El Ezher Üniversitesi Öğretim Üyesi Prof. Dr. Fethi Hicazi: "O, Efendimizi öyle seviyor ki, O'nu ne gecesinde ne gündüzünde, ne uyanıkken ne uykudayken asla unutmuyor."

"Efendimiz ile ilgili her yazar kişi, gücünün yettiği kadarıyla Allah'ın (cc) kendisine ilham buyurduğu şeyleri ve Mevla'sının kendisine kapıları araladığı kadarını yazabilmiş. Bütün yazarlar Efendimizin sadece bir vasfının etrafında toplansalar, onu kâmil manada bahsinde bulunduğu şekliyle anlatamayacaklardır. Bundan dolayı kitabın adı son derece muvaffak olmuştur: "En- Nuru'l Halid". (Sonsuz Nur) Çünkü Efendimizin nuru, nur üstü nurdur. Zira O'nun konuşması/sözü nurdur. Bundan dolayı dedim ki Hocaefendi, bu konuda muvaffak olmuştur. Çünkü o, abid ve Efendiler Efendisi'nin muhiblerindendir. Ben Hocaefendi'nin ifadelerinden ve satır aralarından okudum ve anladım ki o, Efendimizi öyle seviyor ki, O'nu ne gecesinde ne gündüzünde, ne uyanıkken ne uykudayken asla unutmuyor. Bu sevgi, onun bütün benliğini, gönlünün her tarafını ve bütün fakültelerini doldurmuş.

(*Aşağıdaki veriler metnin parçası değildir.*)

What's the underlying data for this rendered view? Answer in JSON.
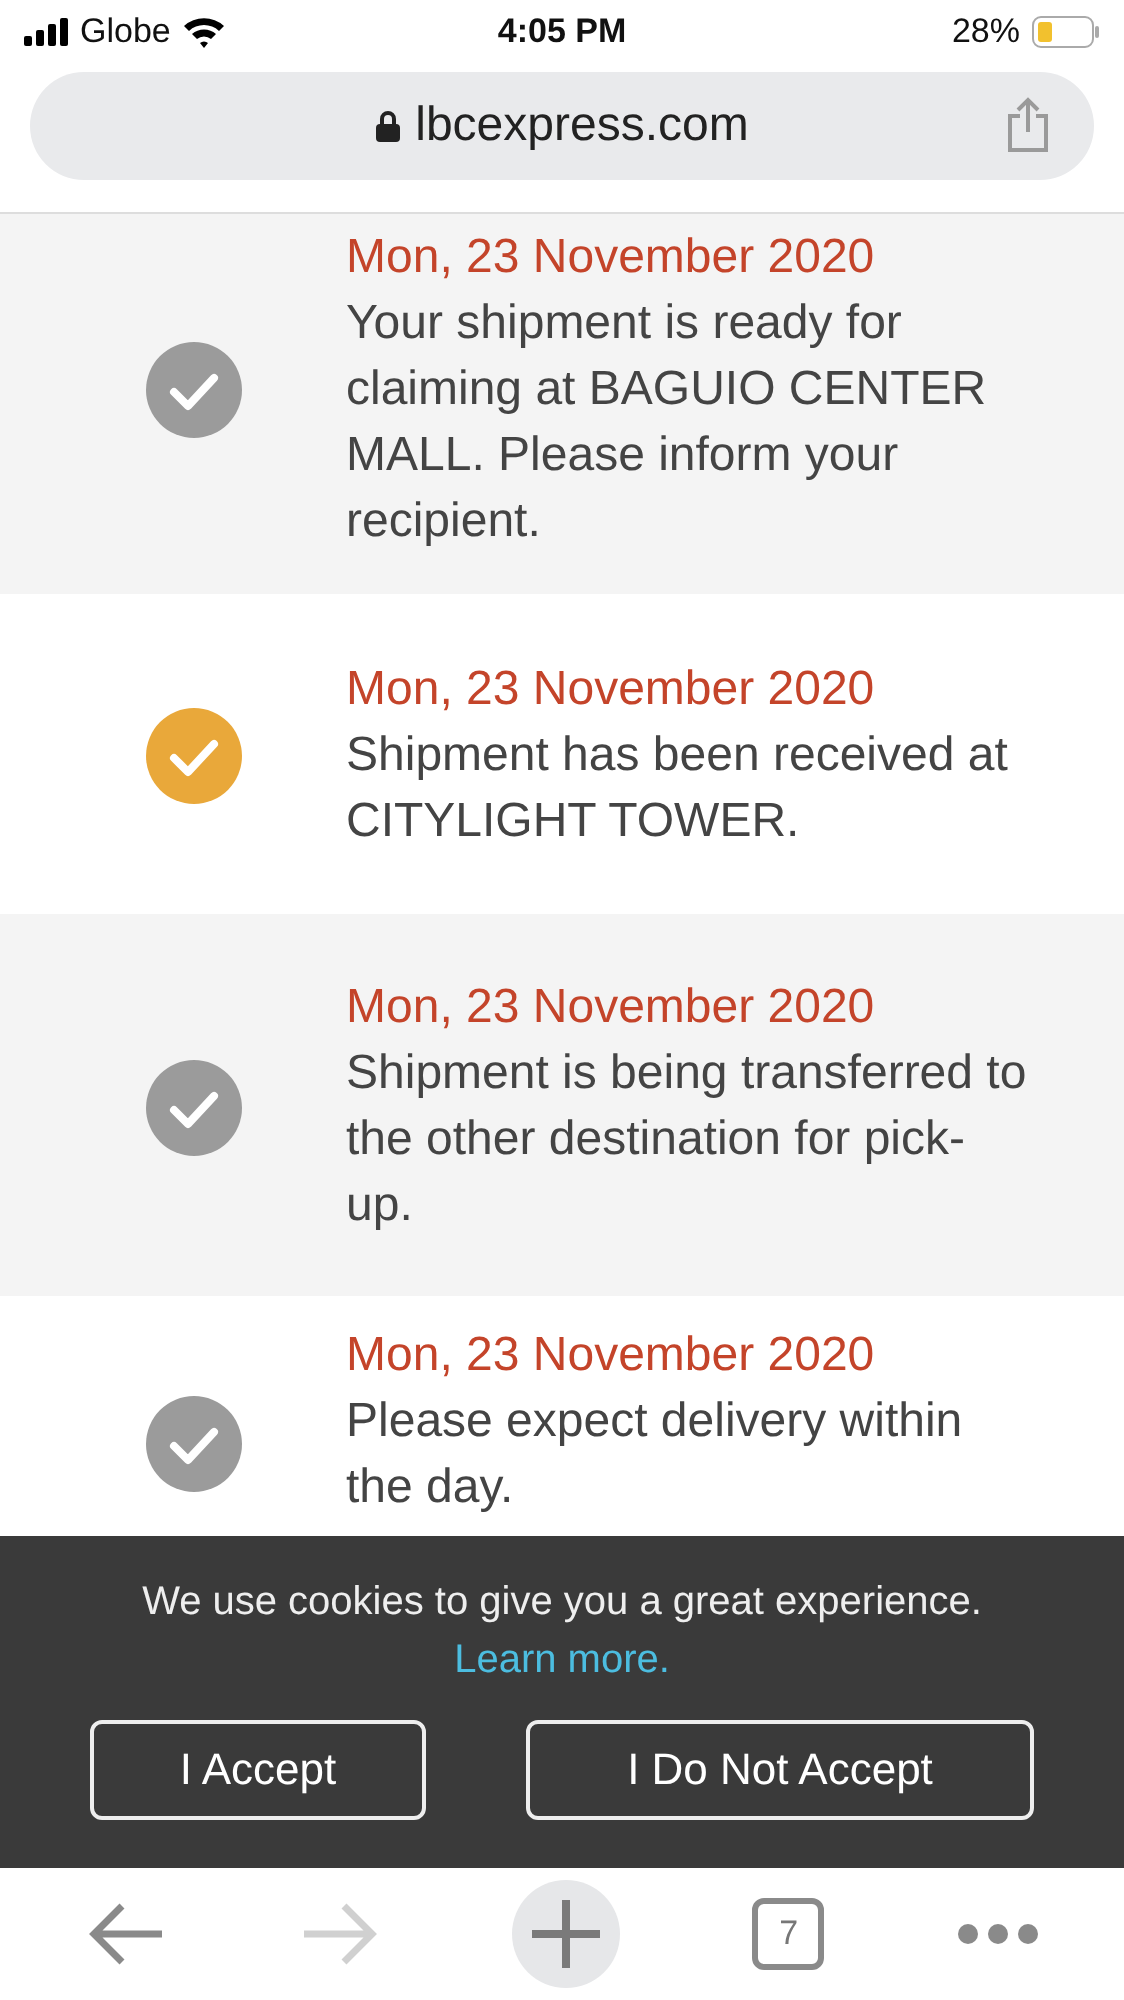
{
  "status_bar": {
    "carrier": "Globe",
    "time": "4:05 PM",
    "battery": "28%"
  },
  "address_bar": {
    "url": "lbcexpress.com"
  },
  "timeline": [
    {
      "date": "Mon, 23 November 2020",
      "text": "Your shipment is ready for claiming at BAGUIO CENTER MALL. Please inform your recipient.",
      "color": "#9b9b9b"
    },
    {
      "date": "Mon, 23 November 2020",
      "text": "Shipment has been received at CITYLIGHT TOWER.",
      "color": "#e9a83a"
    },
    {
      "date": "Mon, 23 November 2020",
      "text": "Shipment is being transferred to the other destination for pick-up.",
      "color": "#9b9b9b"
    },
    {
      "date": "Mon, 23 November 2020",
      "text": "Please expect delivery within the day.",
      "color": "#9b9b9b"
    }
  ],
  "cookie_banner": {
    "message": "We use cookies to give you a great experience.",
    "link": "Learn more.",
    "buttons": [
      "I Accept",
      "I Do Not Accept"
    ]
  },
  "toolbar": {
    "back_disabled": false,
    "forward_disabled": true,
    "tab_count": "7"
  }
}
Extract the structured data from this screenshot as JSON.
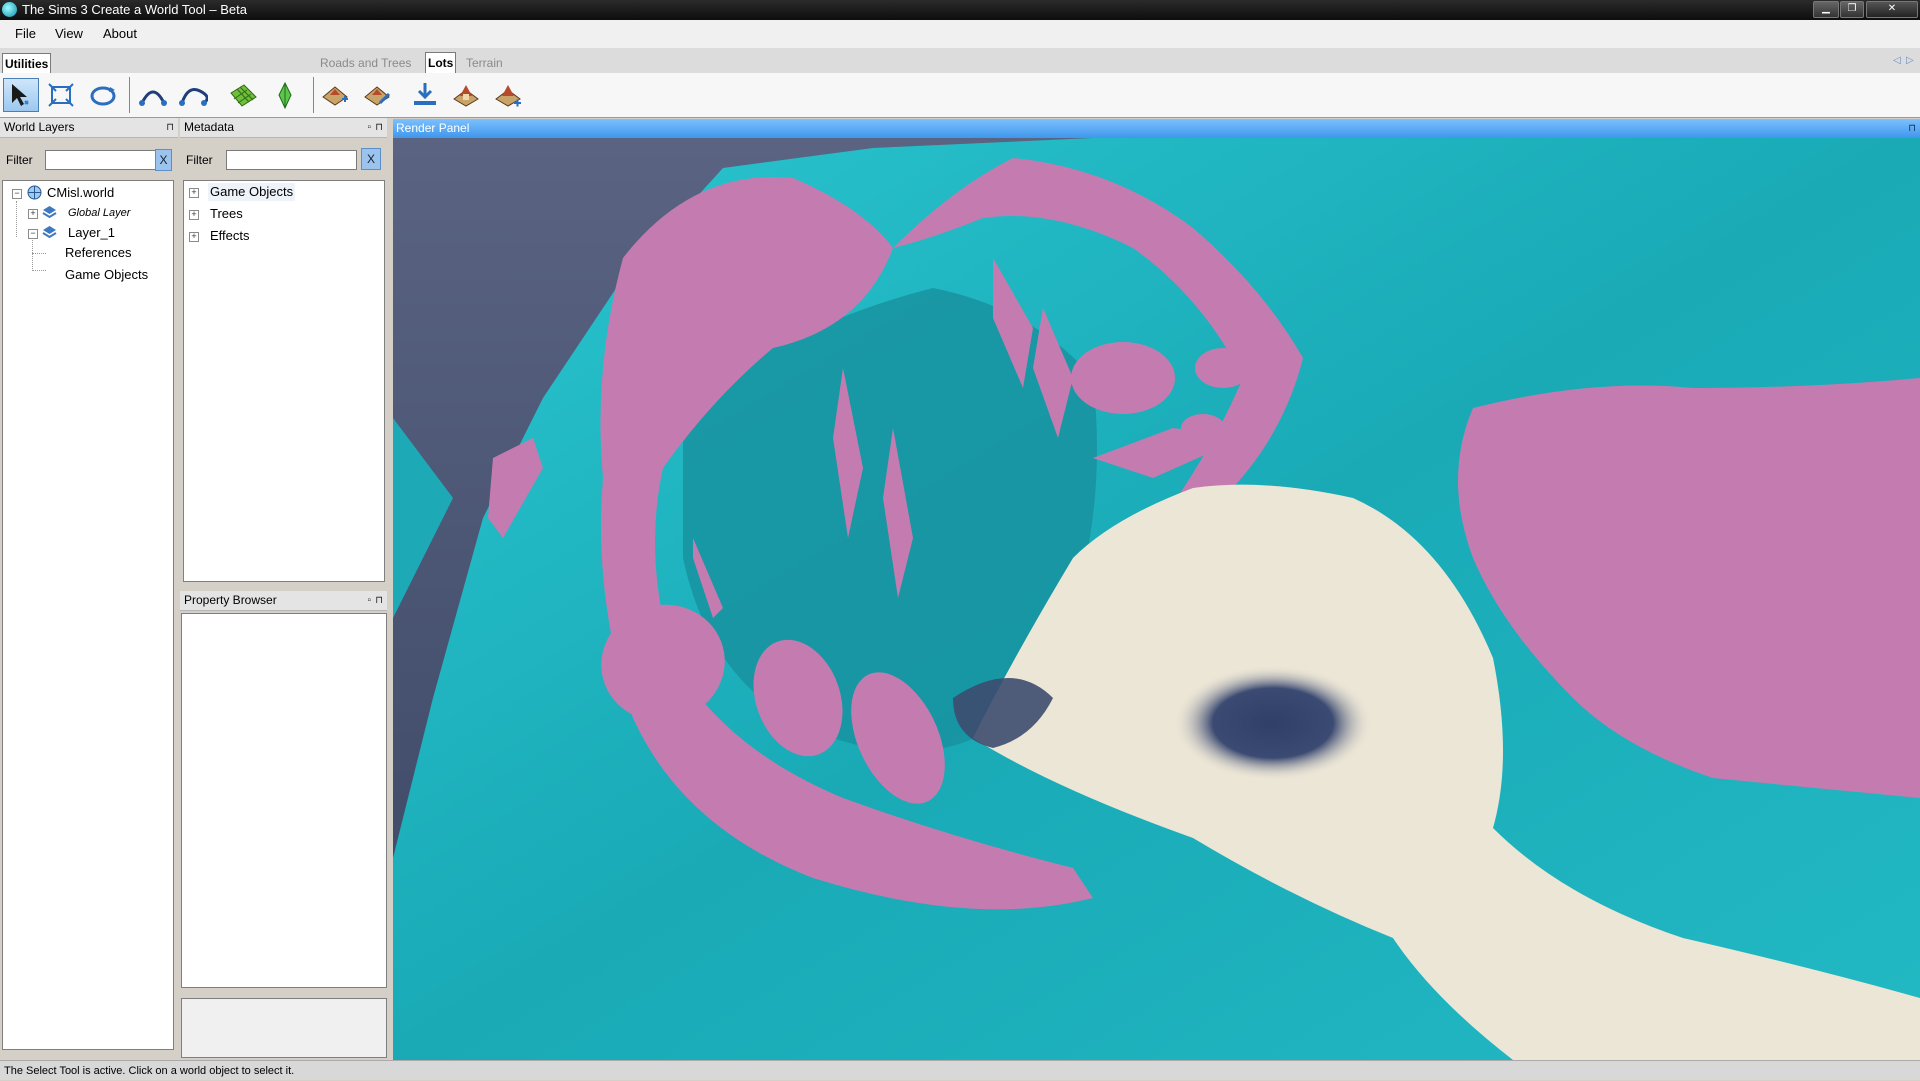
{
  "window": {
    "title": "The Sims 3 Create a World Tool – Beta"
  },
  "menu": {
    "items": [
      "File",
      "View",
      "About"
    ]
  },
  "tabs": {
    "utilities": "Utilities",
    "roads_and_trees": "Roads and Trees",
    "lots": "Lots",
    "terrain": "Terrain",
    "active": "Lots"
  },
  "toolbar": {
    "icons": [
      "select-icon",
      "move-icon",
      "rotate-icon",
      "road-curve-icon",
      "road-bend-icon",
      "terrain-grid-icon",
      "plumbob-icon",
      "lot-add-icon",
      "lot-edit-icon",
      "lot-import-icon",
      "lot-house-icon",
      "lot-house-add-icon"
    ]
  },
  "world_layers": {
    "title": "World Layers",
    "filter_label": "Filter",
    "filter_value": "",
    "tree": {
      "root": "CMisl.world",
      "global_layer": "Global Layer",
      "layer1": "Layer_1",
      "references": "References",
      "game_objects": "Game Objects"
    }
  },
  "metadata": {
    "title": "Metadata",
    "filter_label": "Filter",
    "filter_value": "",
    "clear_label": "X",
    "items": [
      "Game Objects",
      "Trees",
      "Effects"
    ]
  },
  "property_browser": {
    "title": "Property Browser"
  },
  "render_panel": {
    "title": "Render Panel"
  },
  "status": {
    "text": "The Select Tool is active. Click on a world object to select it."
  },
  "colors": {
    "terrain_cyan": "#1fbcc8",
    "lot_pink": "#c47cb0",
    "sand": "#ece6d6",
    "water": "#3f4c6a",
    "render_header": "#3f97ec"
  }
}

İlahiyatçı Yazar Reşit Haylamaz: "Sonsuz Nur, okurlarına nebevi bir ruh fısıldamaktadır"

Sonsuz Nur, mücerred bir siyer kitabı değil, işin ruhunu yansıtan önemli bir adımdır. Nübüvvet yıllarında yaşanan süreçlerin inceden inceye takip edildiği ve Allah Resûlü'nün sadece o çağa hitap etmediği hakikatinden hareketle kitapta O'nun izine düşüldüğünü görürsünüz. Bu yönüyle Sonsuz Nur, tarihi bir şahsiyet olarak Efendimiz'i anlatmaktan ziyade yaşayan bir peygamber hakikatini nazara vermekte, getirdiği güzelliklerin dünyanın dört bir yanına taşınabilmesi için okurlarına nebevi bir ruh fısıldamaktadır. Sonsuz Nur, saadet asrına tutulan bir aynadır ve onda, bütün berraklığıyla İnsanlığın İftihar Tablosu görülmektedir. Bu yönüyle Sonsuz Nur, sadece Efendimiz'i anlatan bir kitap değil, aynı zamanda O'nu nasıl anlatmak gerektiğini de gösteren bir aynadır.

Mısırlı Âlim Prof. Dr. Muhammed Imara: "Peygamber aşığı bir kalp ile tahkik ehli bir âlimin aklının beraberce ortaya koyduğu orijinal bir eserdir"

"Peygamber Efendimiz'in (sallallâhu aleyhi ve sellem) siyeriyle alakalı bu eşsiz eseri takdim ederken şunu belirtmeden geçemeyeceğim. Büyük Alim M. Fethullah Gülen Hocaefendi'nin bu eseri, peygamber aşığı bir kalp ile tahkik ehli bir alimin aklının beraberce ortaya koyduğu orijinal bir eserdir. Bu eser kendini okuyanların kalplerini Varlığın Efendisi'ni (sallallâhu aleyhi ve sellem) âşıkane sevmeye ve onların akıllarını o Yüce Ahlak Sahibi'ne (sallallâhu aleyhi ve sellem) uymaya yönlendirmektedir."